# How to Change "Verizon Wireless" Banner Text on CM7??



## TeeX (Jun 6, 2011)

I'm sure there's a way, but I've searched and can't seem to find how.

How can I change the banner text from "Verizon Wireless" to whatever I want? I know in Liberty it's possible, and I just came from SS2.0, and I was able to modify it on that, so I'm sure there's a way on CyanogenMod.

somebody please advise, I really can't stand the bland "Verizon Wireless" text on the lock screen and pull down page.

many thanks!!


----------



## razorloves (Jun 7, 2011)

You can use Root Tools https://market.android.com/details?id=com.jrummy.roottools
or
use this http://rootzwiki.com/showthread.php?567-HOW-TO-Customizing-Your-Carrier-Banner-Extend-char-limit


----------



## TeeX (Jun 6, 2011)

excellent!! Thank you razorloves, I really love this helpful community!

This makes me love my new CM7 even more!


----------



## Guest (Jul 3, 2011)

TeeX said:


> excellent!! Thank you razorloves, I really love this helpful community!
> 
> This makes me love my new CM7 even more!


Just wanted to say thank you as well!  I went the Root Tools route and rid Verizon Wireless from my banner text. Cyanogen Mod looks so much better there.

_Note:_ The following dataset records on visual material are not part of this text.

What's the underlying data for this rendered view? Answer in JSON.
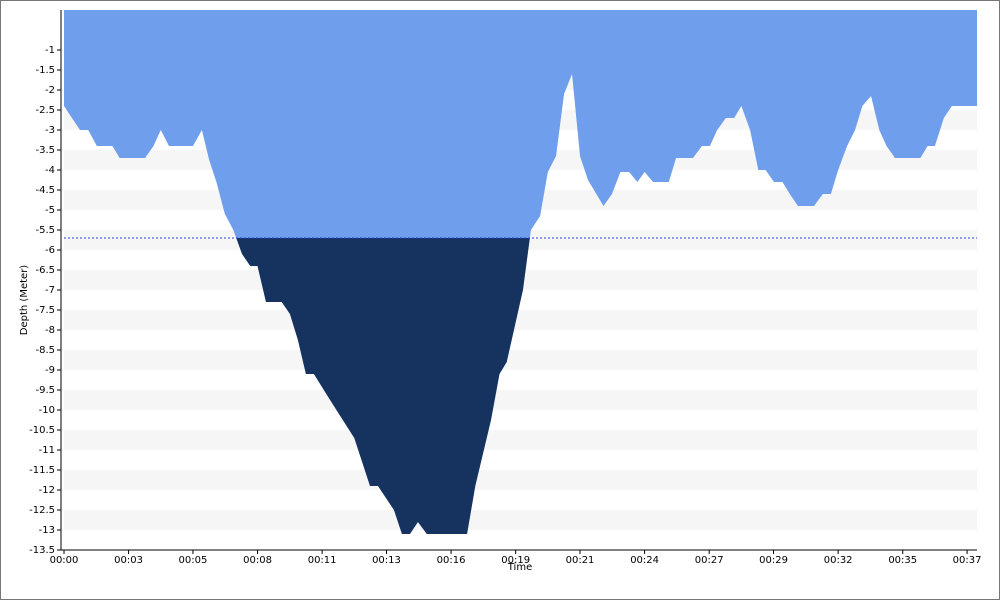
{
  "chart_data": {
    "type": "area",
    "y_label": "Depth (Meter)",
    "x_label": "Time",
    "x": [
      0,
      0.66,
      1.0,
      1.36,
      2.0,
      2.3,
      3.35,
      3.7,
      4.0,
      4.34,
      5.33,
      5.7,
      6.0,
      6.3,
      6.65,
      7.0,
      7.36,
      7.7,
      8.0,
      8.35,
      9.0,
      9.34,
      9.67,
      10.0,
      10.33,
      11.0,
      12.0,
      12.65,
      12.98,
      13.64,
      13.97,
      14.3,
      14.63,
      15.0,
      16.66,
      17.0,
      17.65,
      18.0,
      18.3,
      18.97,
      19.3,
      19.68,
      20.0,
      20.34,
      20.67,
      21.0,
      21.33,
      21.66,
      22.3,
      22.65,
      23.0,
      23.36,
      23.7,
      24.0,
      24.35,
      25.0,
      25.3,
      26.0,
      26.37,
      26.7,
      27.0,
      27.36,
      27.7,
      28.0,
      28.36,
      28.7,
      29.0,
      29.35,
      29.7,
      30.0,
      30.34,
      31.0,
      31.37,
      31.7,
      32.0,
      32.37,
      32.7,
      33.0,
      33.36,
      33.7,
      34.0,
      34.35,
      35.4,
      35.7,
      36.0,
      36.37,
      36.7,
      37.74
    ],
    "values": [
      -2.4,
      -3.0,
      -3.0,
      -3.4,
      -3.4,
      -3.7,
      -3.7,
      -3.4,
      -3.0,
      -3.4,
      -3.4,
      -3.0,
      -3.75,
      -4.3,
      -5.1,
      -5.5,
      -6.1,
      -6.4,
      -6.4,
      -7.3,
      -7.3,
      -7.6,
      -8.25,
      -9.1,
      -9.1,
      -9.75,
      -10.7,
      -11.9,
      -11.9,
      -12.5,
      -13.1,
      -13.1,
      -12.8,
      -13.1,
      -13.1,
      -11.9,
      -10.25,
      -9.1,
      -8.8,
      -7.0,
      -5.5,
      -5.15,
      -4.05,
      -3.65,
      -2.1,
      -1.6,
      -3.65,
      -4.25,
      -4.9,
      -4.6,
      -4.05,
      -4.05,
      -4.3,
      -4.05,
      -4.3,
      -4.3,
      -3.7,
      -3.7,
      -3.4,
      -3.4,
      -3.0,
      -2.7,
      -2.7,
      -2.4,
      -3.0,
      -4.0,
      -4.0,
      -4.3,
      -4.3,
      -4.6,
      -4.9,
      -4.9,
      -4.6,
      -4.6,
      -4.0,
      -3.4,
      -3.0,
      -2.4,
      -2.15,
      -3.0,
      -3.4,
      -3.7,
      -3.7,
      -3.4,
      -3.4,
      -2.7,
      -2.4,
      -2.4
    ],
    "color": "#6f9fec",
    "deep_color": "#163360",
    "threshold": -5.7,
    "threshold_color": "#2a3fd6",
    "xlim": [
      0,
      37.74
    ],
    "ylim": [
      -13.5,
      0
    ],
    "xticks": [
      {
        "value": 0,
        "label": "00:00"
      },
      {
        "value": 2.67,
        "label": "00:03"
      },
      {
        "value": 5.33,
        "label": "00:05"
      },
      {
        "value": 8,
        "label": "00:08"
      },
      {
        "value": 10.67,
        "label": "00:11"
      },
      {
        "value": 13.33,
        "label": "00:13"
      },
      {
        "value": 16,
        "label": "00:16"
      },
      {
        "value": 18.67,
        "label": "00:19"
      },
      {
        "value": 21.33,
        "label": "00:21"
      },
      {
        "value": 24,
        "label": "00:24"
      },
      {
        "value": 26.67,
        "label": "00:27"
      },
      {
        "value": 29.33,
        "label": "00:29"
      },
      {
        "value": 32,
        "label": "00:32"
      },
      {
        "value": 34.67,
        "label": "00:35"
      },
      {
        "value": 37.33,
        "label": "00:37"
      }
    ],
    "yticks": [
      -1,
      -1.5,
      -2,
      -2.5,
      -3,
      -3.5,
      -4,
      -4.5,
      -5,
      -5.5,
      -6,
      -6.5,
      -7,
      -7.5,
      -8,
      -8.5,
      -9,
      -9.5,
      -10,
      -10.5,
      -11,
      -11.5,
      -12,
      -12.5,
      -13,
      -13.5
    ],
    "stripes": true
  }
}
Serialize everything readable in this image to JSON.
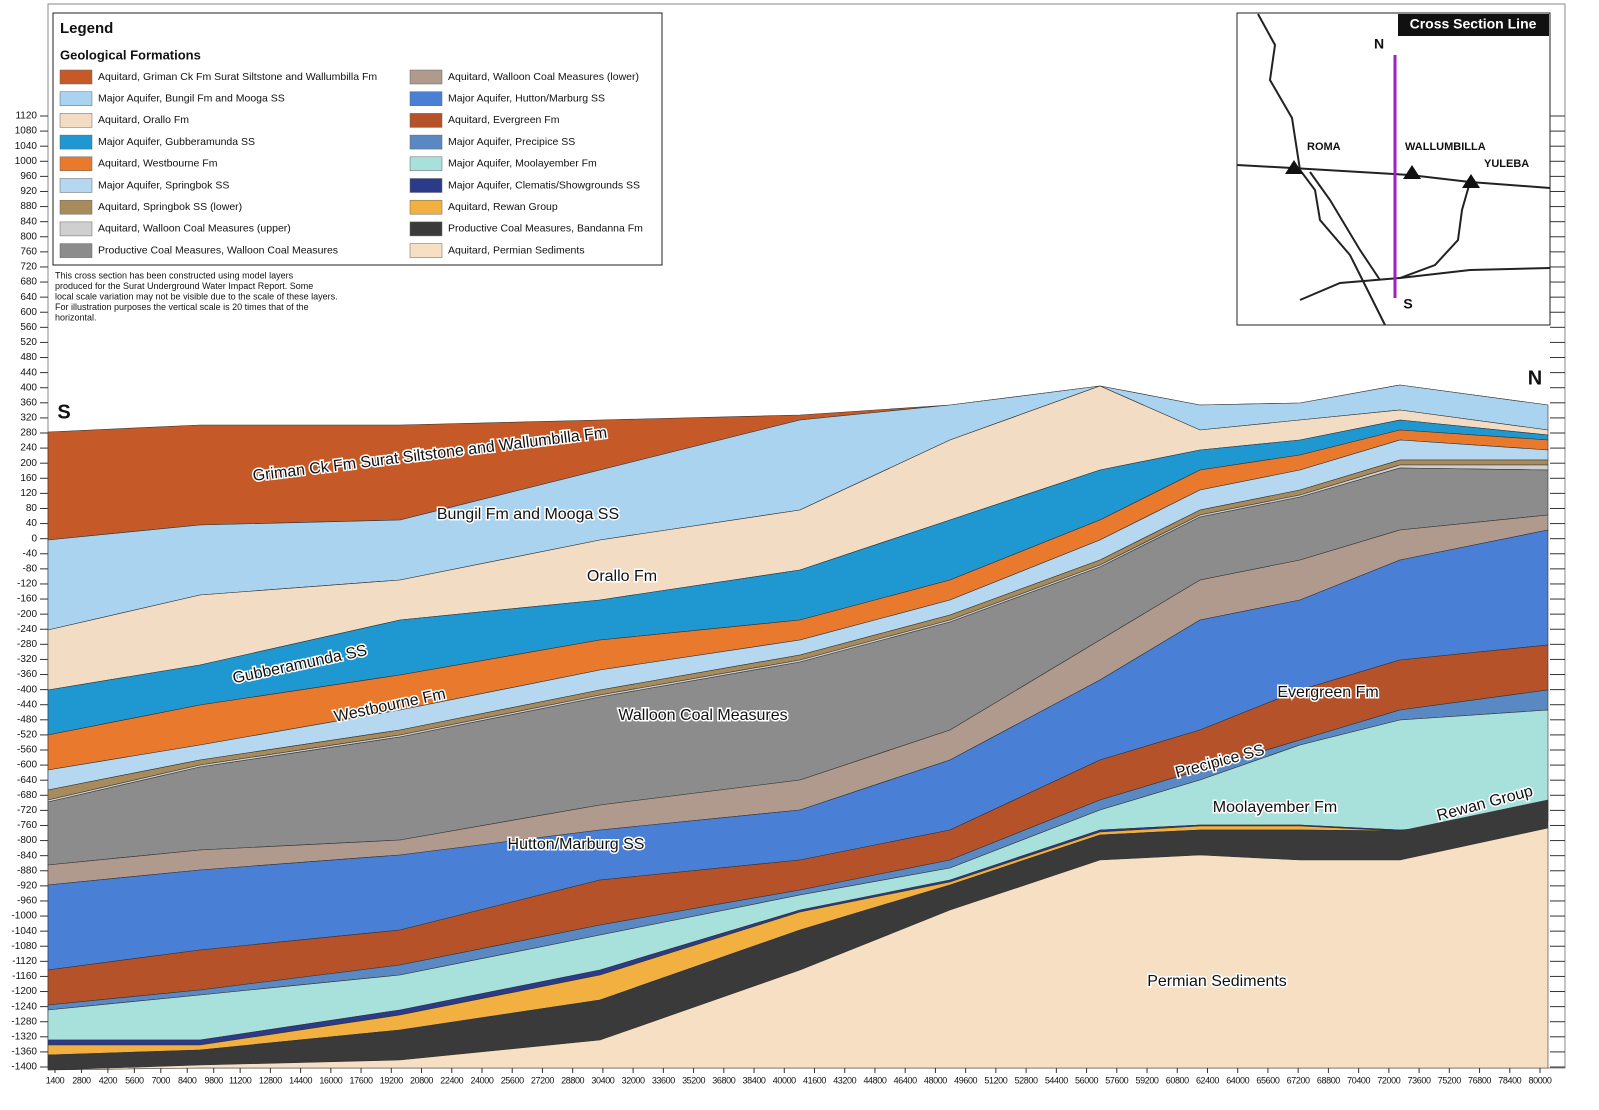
{
  "legend": {
    "title": "Legend",
    "heading": "Geological Formations",
    "items": [
      {
        "label": "Aquitard, Griman Ck Fm  Surat Siltstone and Wallumbilla Fm",
        "color": "#c55a28"
      },
      {
        "label": "Major Aquifer, Bungil Fm and Mooga SS",
        "color": "#a9d3ef"
      },
      {
        "label": "Aquitard, Orallo Fm",
        "color": "#f3dcc4"
      },
      {
        "label": "Major Aquifer, Gubberamunda SS",
        "color": "#1f97d0"
      },
      {
        "label": "Aquitard, Westbourne Fm",
        "color": "#e9792c"
      },
      {
        "label": "Major Aquifer, Springbok SS",
        "color": "#b5d8f0"
      },
      {
        "label": "Aquitard, Springbok SS (lower)",
        "color": "#a88b5c"
      },
      {
        "label": "Aquitard, Walloon Coal Measures (upper)",
        "color": "#cfcfcf"
      },
      {
        "label": "Productive Coal Measures, Walloon Coal Measures",
        "color": "#8c8c8c"
      },
      {
        "label": "Aquitard, Walloon Coal Measures (lower)",
        "color": "#b09a8e"
      },
      {
        "label": "Major Aquifer, Hutton/Marburg SS",
        "color": "#4a7fd6"
      },
      {
        "label": "Aquitard, Evergreen Fm",
        "color": "#b5522a"
      },
      {
        "label": "Major Aquifer, Precipice SS",
        "color": "#5a88c2"
      },
      {
        "label": "Major Aquifer, Moolayember Fm",
        "color": "#a8e0dc"
      },
      {
        "label": "Major Aquifer, Clematis/Showgrounds SS",
        "color": "#2c3a8a"
      },
      {
        "label": "Aquitard, Rewan Group",
        "color": "#f2b040"
      },
      {
        "label": "Productive Coal Measures, Bandanna Fm",
        "color": "#3a3a3a"
      },
      {
        "label": "Aquitard, Permian Sediments",
        "color": "#f6dfc2"
      }
    ]
  },
  "note": [
    "This cross section has been constructed using model layers",
    "produced for the Surat Underground Water Impact Report. Some",
    "local scale variation may not be visible due to the scale of these layers.",
    "For illustration purposes the vertical scale is 20 times that of the",
    "horizontal."
  ],
  "inset": {
    "title": "Cross Section Line",
    "north": "N",
    "south": "S",
    "towns": [
      "ROMA",
      "WALLUMBILLA",
      "YULEBA"
    ]
  },
  "section": {
    "south": "S",
    "north": "N",
    "labels": [
      "Griman Ck Fm  Surat Siltstone and Wallumbilla Fm",
      "Bungil Fm and Mooga SS",
      "Orallo Fm",
      "Gubberamunda SS",
      "Westbourne Fm",
      "Walloon Coal Measures",
      "Hutton/Marburg SS",
      "Evergreen Fm",
      "Precipice SS",
      "Moolayember Fm",
      "Rewan Group",
      "Permian Sediments"
    ]
  },
  "axes": {
    "yticks": [
      1120,
      1080,
      1040,
      1000,
      960,
      920,
      880,
      840,
      800,
      760,
      720,
      680,
      640,
      600,
      560,
      520,
      480,
      440,
      400,
      360,
      320,
      280,
      240,
      200,
      160,
      120,
      80,
      40,
      0,
      -40,
      -80,
      -120,
      -160,
      -200,
      -240,
      -280,
      -320,
      -360,
      -400,
      -440,
      -480,
      -520,
      -560,
      -600,
      -640,
      -680,
      -720,
      -760,
      -800,
      -840,
      -880,
      -920,
      -960,
      -1000,
      -1040,
      -1080,
      -1120,
      -1160,
      -1200,
      -1240,
      -1280,
      -1320,
      -1360,
      -1400
    ],
    "xticks": [
      1400,
      2800,
      4200,
      5600,
      7000,
      8400,
      9800,
      11200,
      12800,
      14400,
      16000,
      17600,
      19200,
      20800,
      22400,
      24000,
      25600,
      27200,
      28800,
      30400,
      32000,
      33600,
      35200,
      36800,
      38400,
      40000,
      41600,
      43200,
      44800,
      46400,
      48000,
      49600,
      51200,
      52800,
      54400,
      56000,
      57600,
      59200,
      60800,
      62400,
      64000,
      65600,
      67200,
      68800,
      70400,
      72000,
      73600,
      75200,
      76800,
      78400,
      80000
    ]
  }
}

The only weird thing I noticed is while running the dropdown text editor, my Google Maps process running in the background FCed lol. Everything was back to normal after rebooting my phone though. I have no idea how the two are related, but I was able to reproduce it.


----------



## TeeX (Jun 6, 2011)

swiftmazda said:


> The only weird thing I noticed is while running the dropdown text editor, my Google Maps process running in the background FCed lol. Everything was back to normal after rebooting my phone though. I have no idea how the two are related, but I was able to reproduce it.


ha, me too! I also noticed Google Maps FC'ing when I changed the text. REALLY glad to be rid of that banner! :android-smile:


----------